The Silky-tailed Nightjar is a rare and relatively large, dark nightjar of South America. Two subspecies occur with separate populations in the Amazon Basin and in the Atlantic Forest, mostly in primary tropical rainforest and subtropical evergreen forest. Like most neotropical nightjars, it is more often heard than seen. During the breeding season, these extremely cryptic birds may call only once from dusk through dawn, which adds to their elusiveness.
Although there were only a handful of museum specimens since John Cassin described the species in 1849, its song wasn’t recorded until 1973, when Ben B. Coffey, Jr. and his wife recorded an individual near Yarinacocha, Ucayli, Perú. At the time they were unable to identify it solely by its voice and it remained a “mystery” until Robert Straneck recorded and collected an individual in northern Argentina in 1986.

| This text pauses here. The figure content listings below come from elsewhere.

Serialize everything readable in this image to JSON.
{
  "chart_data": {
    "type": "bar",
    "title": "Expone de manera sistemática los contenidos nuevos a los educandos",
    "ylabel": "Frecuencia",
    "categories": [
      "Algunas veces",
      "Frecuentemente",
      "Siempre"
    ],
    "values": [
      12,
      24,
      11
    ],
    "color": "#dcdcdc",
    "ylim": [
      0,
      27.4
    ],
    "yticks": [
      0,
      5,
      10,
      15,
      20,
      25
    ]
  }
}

At Cocha Cashu Biological Station (CCBS) in Manu National Park, Madre de Dios, Perú, a residential population of Silky-tailed Nightjars has been studied since 1994. The forest surrounding the Station is undisturbed lowland floodplain and evergreen tropical forest (Terborgh et. al. 1984) with mature, high canopy forest to the north and younger forest to the south. This population consists of at least 10 breeding pairs that prefer the open, older forest in the northern portion of the study area. Two-egg clutches are placed directly on the ground; chicks are semi-precocial and are mobile within 24 hrs of hatching. Both adults share incubation and brooding duties with the female on the nest during the day and the male on at night.